Si posiziona in una nicchia strana tra acid kids, gym bros e gente della moda — senza contare tutti quelli che la mettono per il motivo più ovvio: è termica e calda. In breve, guardandosi intorno non è difficile individuarne gli indossatori. Se non è in bella vista, super attillata e mega tecnica, ci sarà sicuramente qualche colletto che spunta, un orlo nascosto sotto un top un po’ corto o delle maniche a guantino che coprono in parte le mani. C’è un modello, che da una breve analisi social e sociale, potrebbe forse essere la più diffusa: una semplice maglia termica nera della Kipsta, quella che mettono i bambini per giocare a calcio al campetto e che un mio amico ha stratificato sotto un outfit da lui definito “mega Balenciaga”. E non aveva tutti i torti: Balenciaga ci gioca da tempo, complice l’estetica est-europea legata allo sportswear (e ad Adidas in particolare) in un modo più gopnik che sportivo. C’era nell’ultima collezione SS24 sotto felpe e bomber ma è quasi onnipresente nelle collezioni del brand sotto la direzione di Demna.
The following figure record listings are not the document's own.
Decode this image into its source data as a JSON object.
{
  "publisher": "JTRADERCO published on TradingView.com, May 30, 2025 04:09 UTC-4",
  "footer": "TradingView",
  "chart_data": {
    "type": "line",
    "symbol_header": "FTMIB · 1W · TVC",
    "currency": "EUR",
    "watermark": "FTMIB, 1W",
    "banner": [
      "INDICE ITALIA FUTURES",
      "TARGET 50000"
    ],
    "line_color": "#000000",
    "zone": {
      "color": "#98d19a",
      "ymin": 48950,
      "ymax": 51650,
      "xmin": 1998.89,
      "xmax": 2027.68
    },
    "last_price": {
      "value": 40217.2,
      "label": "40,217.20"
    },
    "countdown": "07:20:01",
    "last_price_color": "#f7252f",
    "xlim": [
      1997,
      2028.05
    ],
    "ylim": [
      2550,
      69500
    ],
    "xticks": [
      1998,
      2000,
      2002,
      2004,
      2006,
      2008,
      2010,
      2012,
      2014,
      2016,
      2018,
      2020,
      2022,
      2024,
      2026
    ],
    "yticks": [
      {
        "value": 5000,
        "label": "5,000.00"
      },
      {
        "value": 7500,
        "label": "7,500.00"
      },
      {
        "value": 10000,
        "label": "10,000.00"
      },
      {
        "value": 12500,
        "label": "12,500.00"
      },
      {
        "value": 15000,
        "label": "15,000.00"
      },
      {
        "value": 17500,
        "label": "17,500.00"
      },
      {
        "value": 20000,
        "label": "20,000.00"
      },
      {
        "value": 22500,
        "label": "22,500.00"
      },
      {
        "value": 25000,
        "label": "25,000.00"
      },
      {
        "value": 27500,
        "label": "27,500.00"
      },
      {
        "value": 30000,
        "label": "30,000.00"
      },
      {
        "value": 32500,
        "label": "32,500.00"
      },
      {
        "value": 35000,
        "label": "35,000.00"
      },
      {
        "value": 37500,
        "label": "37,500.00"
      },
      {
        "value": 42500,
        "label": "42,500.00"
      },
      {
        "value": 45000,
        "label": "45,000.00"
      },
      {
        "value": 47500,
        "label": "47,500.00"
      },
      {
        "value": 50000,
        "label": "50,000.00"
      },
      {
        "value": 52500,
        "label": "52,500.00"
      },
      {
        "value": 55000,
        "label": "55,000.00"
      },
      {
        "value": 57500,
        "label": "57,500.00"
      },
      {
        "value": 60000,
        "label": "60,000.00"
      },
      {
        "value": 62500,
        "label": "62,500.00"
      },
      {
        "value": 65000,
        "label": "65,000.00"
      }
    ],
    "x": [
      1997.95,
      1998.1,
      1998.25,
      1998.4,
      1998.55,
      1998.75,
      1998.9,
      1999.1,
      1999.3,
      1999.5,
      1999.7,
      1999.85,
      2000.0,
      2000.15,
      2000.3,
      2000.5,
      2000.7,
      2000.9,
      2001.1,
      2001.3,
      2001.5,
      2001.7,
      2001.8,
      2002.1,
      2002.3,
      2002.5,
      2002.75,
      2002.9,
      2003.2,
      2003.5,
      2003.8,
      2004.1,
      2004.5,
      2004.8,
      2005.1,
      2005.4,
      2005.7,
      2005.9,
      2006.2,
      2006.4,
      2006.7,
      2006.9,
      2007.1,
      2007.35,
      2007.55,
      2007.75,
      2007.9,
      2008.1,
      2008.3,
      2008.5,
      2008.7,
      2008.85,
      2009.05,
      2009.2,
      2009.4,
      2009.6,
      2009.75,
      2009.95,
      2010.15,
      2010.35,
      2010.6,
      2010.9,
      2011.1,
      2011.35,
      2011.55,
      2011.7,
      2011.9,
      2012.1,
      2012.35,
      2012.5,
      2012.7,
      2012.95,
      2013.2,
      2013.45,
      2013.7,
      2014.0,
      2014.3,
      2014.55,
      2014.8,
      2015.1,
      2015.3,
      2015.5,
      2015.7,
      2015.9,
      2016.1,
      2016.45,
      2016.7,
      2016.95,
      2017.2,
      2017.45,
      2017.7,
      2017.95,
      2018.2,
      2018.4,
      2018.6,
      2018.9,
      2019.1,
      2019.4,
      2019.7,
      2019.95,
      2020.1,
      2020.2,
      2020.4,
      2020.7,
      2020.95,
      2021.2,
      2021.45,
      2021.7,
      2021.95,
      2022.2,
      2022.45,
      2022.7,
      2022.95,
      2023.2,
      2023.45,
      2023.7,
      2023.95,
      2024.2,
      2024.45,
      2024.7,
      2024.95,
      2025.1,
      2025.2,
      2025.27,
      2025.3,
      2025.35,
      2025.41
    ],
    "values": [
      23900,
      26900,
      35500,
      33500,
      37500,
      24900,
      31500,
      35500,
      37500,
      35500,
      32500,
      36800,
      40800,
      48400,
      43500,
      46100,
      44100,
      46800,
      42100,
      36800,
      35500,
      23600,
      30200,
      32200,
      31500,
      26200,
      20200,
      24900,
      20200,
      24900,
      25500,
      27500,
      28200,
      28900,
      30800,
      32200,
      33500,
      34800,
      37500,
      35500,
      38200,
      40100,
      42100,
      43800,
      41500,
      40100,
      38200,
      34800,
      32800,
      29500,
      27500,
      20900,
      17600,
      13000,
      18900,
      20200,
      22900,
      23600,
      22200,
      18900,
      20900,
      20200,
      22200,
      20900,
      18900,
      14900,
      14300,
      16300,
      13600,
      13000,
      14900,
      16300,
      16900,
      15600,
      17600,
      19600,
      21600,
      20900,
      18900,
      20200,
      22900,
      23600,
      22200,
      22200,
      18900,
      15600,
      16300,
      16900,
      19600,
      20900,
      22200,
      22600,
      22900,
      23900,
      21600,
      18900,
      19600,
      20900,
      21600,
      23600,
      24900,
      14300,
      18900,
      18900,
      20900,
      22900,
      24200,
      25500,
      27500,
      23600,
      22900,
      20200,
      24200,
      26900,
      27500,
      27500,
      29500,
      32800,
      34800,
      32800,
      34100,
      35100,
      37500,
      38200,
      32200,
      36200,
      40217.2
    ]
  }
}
Quindi, oltre a te e i tuoi amici, anche le ultime sfilate appoggiano il successo di questo indumento. Nei paesi nordici indossare strati termici in materiali tecnici o lana è di uso comune per proteggersi dalle temperature esterne ma da quando è arrivato in passerella il suo fascino è cambiato. Nelle collezioni uomo AW24 (e perfino la Couture di Chanel SS24) è facile individuare magliette termiche di varia forma e più in generale quello che in inglese viene chiamato “long underwear” (come estensione termica dell’intimo): vedi Marine Serre, Sacai, Valentino, Egonlab e Rick Owens.

Le magliette bianche attillate maniche lunghe usate come base nello styling dell’ultima sfilata Couture di Chanel sembrano uscite da una collezione di Under Armour e non stonerebbero addosso a Dwayne Johnson (The Rock). E sono proprio quelle stesse magliette che indossano ragazzi muscolosissimi su TikTok mentre si riprendono e dicono di aver “sbloccato il potere della maglia termica bianca attillata”. Sempre loro protagoniste anche di video fitcheck di giovani maranzini che le abbinano a cappellino con la visiera stretta e catena argento al collo. Ci ricordiamo quelle magliette della MISBHV che avevano tutti l’anno scorso? Erano esplose perché indossate dai cantanti K-pop e sono diventate chiodo fisso di una determinata nicchia queer — con lo zampino di Rosalia e l’estetica motomami a cui si erano legate.

La maglia termica sembra essere la versione Gen-Z della maglia della salute grazie a due caratteristiche fondamentali: è termica (quindi funzionale) e attillata (quindi figa). Un look che richiama allo stesso tempo le tute attillate da aerobica degli anni ’80, l’athleisure dei primi 2000 e il minimalismo dei ’90. In tutto questo mantenendo l’idea non poco allettante di proteggerci dal freddo come i nostri genitori vorrebbero ma in un modo che loro rifiuterebbero del tutto a livello estetico.

Complice il gorpcore? Possibile che questa tendenza faccia parte delle influenze che questo mega-trend si è portato dietro. Complice la necessità di avere un abbigliamento funzionale e comodo sopra ogni auspicabile estetica? Possibile anche questo. In ogni caso, ci mettiamo tutti la termica e continueremo a farlo.